I wonder how people did this stuff before cell phones; I prefer it when people write down their numbers so you can text them. It's extremely effective; I highly encourage people to do it. This way, you are covered if you're doing multiple appearances in different places (which it seems many attorneys who go to court are doing).
They also never give you a manual on how to do this stuff. You have to wing it, rely on the kindness of other attorneys in the courts who know where they're going/what they're doing or ask the court staff (the security people especially are awesome & the court officers are good resources since they'll also keep you safe from the occasional unruly type). I actually created my own instruction manuals for navigating places I've been to so I know for next time what room a particular proceeding will be in or what room a judge is in. Taking pictures of posted directories for your knowledge is also good.
Let me also say if you don't have one, get an attorney secure pass if you're going to do court appearances. You'll spare yourself all the waiting in the security line (and those get really long sometimes).
Overall, it's actually a job with advantages. You actually do legal work (unlike in document review). You don't get micromanaged on things (not in my experience at least & I HATE micromanagers with a passion). You're almost never in the same place twice so you get to travel around quite a bit, meaning you will know geography and the public transit system a lot better. You work for yourself & apparently, if you do it right you can make a good living at it. You also get to network with people, see the legal system in action (though it's a far cry from television shows) and find out that you're not nearly as incompetent as you might have thought you were at first blush. Those acting skills can also come in handy, particularly if you've had improv training.
Maybe if you are bold, you can meet cute guys & try hitting on them. A few have hit on me in the course of this work, which I always find weird since it's not like I'm in makeup or some fashion show piece like I would be if I were modeling. If I were in lingerie or a bikini or something, I'd expect some dude would try hitting on me; that's part of being in the show & the performance aspect. I'm not expecting it in the courthouse when I'm in business attire (yes, I managed to find stylish business attire that was also professional for court; professional doesn't have to = frumpy & I'm always happy to see other fashionistas in court).

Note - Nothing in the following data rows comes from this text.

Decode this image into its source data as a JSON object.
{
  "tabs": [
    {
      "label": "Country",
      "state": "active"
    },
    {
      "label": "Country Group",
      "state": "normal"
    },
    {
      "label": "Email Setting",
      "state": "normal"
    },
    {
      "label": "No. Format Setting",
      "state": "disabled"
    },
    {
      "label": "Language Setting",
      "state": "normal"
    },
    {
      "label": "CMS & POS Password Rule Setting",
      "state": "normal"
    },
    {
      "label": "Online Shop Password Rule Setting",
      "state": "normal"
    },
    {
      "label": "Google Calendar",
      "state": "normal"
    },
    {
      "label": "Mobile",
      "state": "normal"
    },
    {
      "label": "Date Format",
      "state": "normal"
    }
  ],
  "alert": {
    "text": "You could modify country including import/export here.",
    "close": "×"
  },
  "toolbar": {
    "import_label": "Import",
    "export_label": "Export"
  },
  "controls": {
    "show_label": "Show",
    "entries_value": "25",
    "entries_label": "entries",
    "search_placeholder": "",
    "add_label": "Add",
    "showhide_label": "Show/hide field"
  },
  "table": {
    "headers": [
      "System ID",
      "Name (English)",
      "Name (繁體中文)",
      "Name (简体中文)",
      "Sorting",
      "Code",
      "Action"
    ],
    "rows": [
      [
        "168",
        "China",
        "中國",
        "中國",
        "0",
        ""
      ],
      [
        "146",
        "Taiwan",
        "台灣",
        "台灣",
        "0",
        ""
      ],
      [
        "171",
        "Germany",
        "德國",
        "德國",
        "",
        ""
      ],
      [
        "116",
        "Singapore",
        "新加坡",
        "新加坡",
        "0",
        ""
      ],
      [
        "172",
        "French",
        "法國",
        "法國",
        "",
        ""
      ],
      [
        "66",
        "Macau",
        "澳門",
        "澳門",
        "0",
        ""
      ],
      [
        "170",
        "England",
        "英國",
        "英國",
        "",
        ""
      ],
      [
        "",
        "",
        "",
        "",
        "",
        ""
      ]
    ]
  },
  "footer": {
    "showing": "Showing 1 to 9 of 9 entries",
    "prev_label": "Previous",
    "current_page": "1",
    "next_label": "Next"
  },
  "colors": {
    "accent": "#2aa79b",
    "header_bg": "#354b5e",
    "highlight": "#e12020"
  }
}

I'm a little shocked no one has told attorneys to use courts as pickup scenes. Plenty of mothers and older women have told their kids and younger women around them to try picking up guys at church. My mother even suggested that to me; however, I find it sleazy & disrespectful if you actually believe in that faith. Also, how do you know that guy is even devout? He could be doing the same thing, using church as a place to pick up women without actually being a member of the faith.
The idea of having lustful thoughts about someone when you're in church or court just creeps me out. How could do your work if you're over here thinking about hot some fellow attorney is? I don't expect guys to not have hormones (just like I'm not going to say I don't have them) but nobody wants to feel like they're being evaluated as a sex object when they are someplace to engage in a legitimate job. At least I could tell you about classy, proper ways to pick up women in that setting and ways that are tacky, insulting and plain creepy.
I guess in some ways looks can be an advantage in legal work (outside of entertainment where looks help nearly everyone); this is what I've heard but not sure I've actually seen it in practice yet. Perhaps I will sometime.